Oceans of Fear is a route I’ve wanted to do for more than a decade. Rumors of aggressive Afrikaans Farmers, boulder rolling baboons, and a long difficult approach had put me off like many others. The 13 pitch 8a has only received 1 free repeat since it’s first ascent in 1994.

My friend from the Lakes and Asgard comrade Chris Rabone invited me to join him in Cape Town for some cragging.

We spent a couple of weeks enjoying the bouldering, trad and sport climbing of the Western Cape. The boulder fields of Rocklands and multi pitch crags of Wolfberg and Tafelberg are compact quartzite sandstone some of the finest rock on which to climb anywhere in the world.

Enthusiastically we enjoyed the stone and started to get into shape. Towards the end of the trip we heard of a young local climber who’d been attempting to free Oceans that season.

We tracked him down and inquired if he’d be up for joining us on the route. Joe Mahole took no persuasion and soon we were sweating through the undergrowth on no real path making our way into the Klein WInterhoek mountains.

Leo Houlding with a friend

Oceans attack the center of the incredibly overhanging amphitheater via the steepest, longest most impressive line. The first 4 pitches of run out E2 ascend 120m up to the ledge of forgotten dreams. From here the route steps up a notch and starts to lean horizontally. The aptly Horror crack introduces the meat of the route, burly crack climbing through a big roof. I blew the Onsight but got in next go. We bivied in Hammocks on the ledge.

Climbing

The hooks pitch is the crux of the route. A long pumpy traverse leads to a poor rest followed by a dynamic sequence on small holds to glory, or twice to a heart breaking fall right at the end of a long overhanging traverse. Originally graded 28 (7c) it’s more like 8a.
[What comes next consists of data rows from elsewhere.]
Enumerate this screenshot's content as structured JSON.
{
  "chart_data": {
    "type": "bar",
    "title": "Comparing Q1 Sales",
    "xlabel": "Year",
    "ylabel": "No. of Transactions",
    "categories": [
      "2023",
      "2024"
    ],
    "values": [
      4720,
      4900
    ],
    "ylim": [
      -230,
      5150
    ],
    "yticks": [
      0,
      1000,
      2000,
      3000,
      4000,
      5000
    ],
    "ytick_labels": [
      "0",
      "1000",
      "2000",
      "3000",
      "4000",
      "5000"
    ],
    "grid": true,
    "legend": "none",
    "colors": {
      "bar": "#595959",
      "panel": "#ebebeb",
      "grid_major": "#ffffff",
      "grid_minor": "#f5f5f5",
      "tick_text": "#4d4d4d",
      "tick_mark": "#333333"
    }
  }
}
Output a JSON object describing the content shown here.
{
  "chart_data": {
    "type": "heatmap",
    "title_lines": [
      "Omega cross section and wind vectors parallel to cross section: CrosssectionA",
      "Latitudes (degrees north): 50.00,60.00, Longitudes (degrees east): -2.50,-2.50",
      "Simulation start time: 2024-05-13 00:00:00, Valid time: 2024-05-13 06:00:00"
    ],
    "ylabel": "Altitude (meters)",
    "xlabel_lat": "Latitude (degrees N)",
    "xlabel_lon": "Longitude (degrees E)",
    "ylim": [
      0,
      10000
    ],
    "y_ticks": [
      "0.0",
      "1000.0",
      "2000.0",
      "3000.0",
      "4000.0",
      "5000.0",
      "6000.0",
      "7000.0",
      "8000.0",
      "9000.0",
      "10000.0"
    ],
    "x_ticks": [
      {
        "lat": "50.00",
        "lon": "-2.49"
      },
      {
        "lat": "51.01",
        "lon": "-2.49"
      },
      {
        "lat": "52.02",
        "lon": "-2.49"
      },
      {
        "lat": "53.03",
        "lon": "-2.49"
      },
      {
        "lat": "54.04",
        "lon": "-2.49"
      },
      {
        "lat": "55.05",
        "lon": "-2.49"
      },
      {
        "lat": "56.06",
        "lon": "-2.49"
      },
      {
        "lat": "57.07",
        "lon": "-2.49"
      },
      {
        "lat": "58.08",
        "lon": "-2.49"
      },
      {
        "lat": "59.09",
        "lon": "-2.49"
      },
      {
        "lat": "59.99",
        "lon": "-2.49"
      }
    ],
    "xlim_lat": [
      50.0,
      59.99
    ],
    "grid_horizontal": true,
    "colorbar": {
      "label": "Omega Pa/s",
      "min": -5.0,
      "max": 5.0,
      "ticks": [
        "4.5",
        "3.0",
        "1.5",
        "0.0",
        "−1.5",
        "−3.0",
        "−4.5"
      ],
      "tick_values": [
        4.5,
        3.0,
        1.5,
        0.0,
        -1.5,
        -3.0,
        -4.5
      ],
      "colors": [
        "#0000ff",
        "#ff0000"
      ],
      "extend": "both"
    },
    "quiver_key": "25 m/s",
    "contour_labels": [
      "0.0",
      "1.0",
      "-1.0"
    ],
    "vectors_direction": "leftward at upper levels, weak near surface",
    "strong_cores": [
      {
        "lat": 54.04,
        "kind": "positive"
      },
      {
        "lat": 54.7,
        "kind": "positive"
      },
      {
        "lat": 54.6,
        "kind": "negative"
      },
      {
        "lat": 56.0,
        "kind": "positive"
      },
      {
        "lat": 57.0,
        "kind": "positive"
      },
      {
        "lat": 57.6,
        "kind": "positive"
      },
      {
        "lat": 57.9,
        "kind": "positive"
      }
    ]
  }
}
An easier but outrageously exposed traverse leads through giant roofs which would be almost impossible to retreat from to the final hard pitch. The Honey Pitch. A sweet piece of climbing through more seriously steep terrain with a boulder problem crux at the finish. On my second attempt I made it to the lip of giant roves we’d been climbing through for 4 pitches. On the topo another 6 much easier vertical pitches lead to the top. In failing light Jo lead us up the traverse ledge I 2 rope stretchers where we unroped. By the light of the moon we completed the air walk and scramble to the summit of the most overhanging wall I’ve ever free climbed.